The Arts do it all
I'm writing in response to the two-part series by Kinsee Morlan about the arts in our county ["Art & Culture," Aug. 6 and 13]. I think our request is to show how the arts are not asking for a handout, or for another layer of administration, but instead a way to show the county how we can help it to reach its goals. We are asking the county to embrace the arts community and recognize that it's an aid to economic growth and a better life for the entire region.
These are county Supervisor Dave Roberts' stated priorities on his website, and we think by giving these examples, it helps to clarify more how the arts are an aid to the system.
· "To be an independent and honest representative, who restores government accountability and promotes job growth." Cultivating the arts creates job opportunities to aid economic development in the new economy.
· '"ìTo promote neighborhood preservation." Creating vibrant art projects for neighborhoods builds pride through branding and arts districts in communities.
· "To strengthen fire protection." Emergency prepardness programs for artists and Synergy Arts Foundation programs for artists affected by the fires.
· "To promote public safety." Arts promote public safety by keeping a dangerous element off the streets by giving them a purpose, creating after-school, healing arts and veterans programs.
· "To improve libraries and parks." Arts programs in the public libraries throughout the district and public art in the parks are great enhancements to our community. Libraries are cultural centers in their communities that use the arts (visual, performing, literary, culinary, healing). The Encinitas and Carlsbad libraries are prime examples that use the arts to increase attendance for all ages and lifelong learning.
· "To protect our coastline and open space." Arts tap into empathy with programs like Sea Changes: Act (part of the DNA of Creativity project) to draw attention to areas that need improvement.
· "To preserve and promote initiatives to sustain our environment." Arts programming for environmental issues includes recycling, sustainable fishing, plastic pollution, etc.
· "To promote quality schools and opportunities for all to succeed." Arts education is fundamental to prepare students of all ages for the challenges of an innovation-based economy.
The call to action, then, becomes a call for collaborations to be set up in all areas of the county to investigate what your part of the county needs and how the arts can fill those needs. These collaborative groups need to share information among and between themselves. Then, when the time comes in the near future, when new or existing supervisors can open their minds, we will be ready.
Thank you to Kinsee Morlan for writing these articles and shining some light on a much-needed subject.
Patricia Frischer, San Diego Visual Arts Network,
Cardiff by the Sea
Thoughts on minimum wage
Regarding your Aug. 13 editorial on Kevin Faulconer and the minimum wage:
1. The global economy has people choosing to purchase outside of the country. You give these workers an increase, they will be purchasing products made in China (clothes, pet food, etc.). A solution to not giving a wage increase (protect small local business) is to give vouchers for them to make purchases from local businesses in San Diego that do not have franchises outside of county lines. The voucher would allow the local business to sell products free of any tax, and that discount is given to these people—likewise, the business is allowed to write these taxes off.

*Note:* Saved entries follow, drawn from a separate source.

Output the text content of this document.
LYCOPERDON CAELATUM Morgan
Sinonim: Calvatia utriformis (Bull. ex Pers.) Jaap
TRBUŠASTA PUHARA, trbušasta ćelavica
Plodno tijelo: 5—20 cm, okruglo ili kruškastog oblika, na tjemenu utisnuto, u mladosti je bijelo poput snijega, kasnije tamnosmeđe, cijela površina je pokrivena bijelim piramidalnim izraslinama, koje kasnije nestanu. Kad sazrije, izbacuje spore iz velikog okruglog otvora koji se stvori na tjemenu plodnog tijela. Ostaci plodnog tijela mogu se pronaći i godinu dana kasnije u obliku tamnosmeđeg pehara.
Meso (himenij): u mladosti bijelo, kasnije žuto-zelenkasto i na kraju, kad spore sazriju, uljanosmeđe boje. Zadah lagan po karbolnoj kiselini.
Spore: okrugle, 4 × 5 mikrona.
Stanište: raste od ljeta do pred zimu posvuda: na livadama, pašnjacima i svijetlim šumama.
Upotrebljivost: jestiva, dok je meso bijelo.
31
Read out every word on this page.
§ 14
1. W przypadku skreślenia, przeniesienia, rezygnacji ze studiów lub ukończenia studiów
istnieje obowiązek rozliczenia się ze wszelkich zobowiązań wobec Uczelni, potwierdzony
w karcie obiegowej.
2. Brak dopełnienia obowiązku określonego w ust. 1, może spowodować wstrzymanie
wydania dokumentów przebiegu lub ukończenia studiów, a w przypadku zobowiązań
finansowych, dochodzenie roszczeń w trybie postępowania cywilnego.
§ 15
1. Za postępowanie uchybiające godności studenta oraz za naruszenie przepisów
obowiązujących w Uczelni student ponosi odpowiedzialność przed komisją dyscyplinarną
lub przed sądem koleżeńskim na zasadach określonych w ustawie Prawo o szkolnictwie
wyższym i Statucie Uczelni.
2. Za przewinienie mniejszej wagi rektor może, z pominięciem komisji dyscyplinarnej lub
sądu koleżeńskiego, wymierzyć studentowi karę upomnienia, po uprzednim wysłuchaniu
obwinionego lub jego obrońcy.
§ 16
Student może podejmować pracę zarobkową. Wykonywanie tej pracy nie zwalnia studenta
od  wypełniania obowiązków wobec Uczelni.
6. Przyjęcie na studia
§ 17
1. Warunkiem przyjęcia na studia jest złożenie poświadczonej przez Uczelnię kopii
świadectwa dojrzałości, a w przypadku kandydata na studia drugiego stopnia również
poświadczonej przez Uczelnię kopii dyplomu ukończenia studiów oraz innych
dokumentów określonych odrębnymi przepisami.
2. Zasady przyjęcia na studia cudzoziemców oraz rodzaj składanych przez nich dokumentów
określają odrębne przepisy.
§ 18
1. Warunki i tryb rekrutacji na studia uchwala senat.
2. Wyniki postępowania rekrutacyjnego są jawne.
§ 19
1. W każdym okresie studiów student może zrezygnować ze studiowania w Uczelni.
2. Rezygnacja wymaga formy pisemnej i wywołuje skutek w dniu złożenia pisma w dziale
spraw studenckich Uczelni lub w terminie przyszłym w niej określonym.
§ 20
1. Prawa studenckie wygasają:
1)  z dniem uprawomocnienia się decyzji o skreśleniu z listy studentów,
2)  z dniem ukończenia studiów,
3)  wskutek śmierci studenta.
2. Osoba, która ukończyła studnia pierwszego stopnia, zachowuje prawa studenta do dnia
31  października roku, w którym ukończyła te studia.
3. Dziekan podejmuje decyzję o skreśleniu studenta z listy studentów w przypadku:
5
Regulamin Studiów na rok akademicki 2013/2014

2. Raising wages will increase prices, forcing businesses to cut employee hours, so the net gain will be the same.
3. These unskilled workers now have to compete with robots and automation. Jack in the Box has kiosks, many grocery and big-box stores have self checkouts that used to be cashiers, toll booths are now unmanned, ATMs have replaced many tellers and so on.
Great column by Dave Maass about Max from Netflix ["No Life Offline," Aug. 20], and the Venn diagram was a nice bonus. I also find myself gravitating to that snarky-ass Max, especially when I'm extra bored—when I'm to the point that I'm highly doubtful that any backlit device will appease me.
Sometimes I get frustrated enough with his silly banter and crappy suggestions that I yell back at him. That's right, I make the conscious decision to outwardly verbally insult an innocent gaming system. The only other digi-friend (patent pending) that I have this type of love-hate-annoyed relationship with is Siri, really. If Max and Siri had a digi-love-child, I'm pretty confident that my head would explode from all the "input"!
Anyway, you got a laugh (and a letter) outta me with this topic! Keep up the great writing!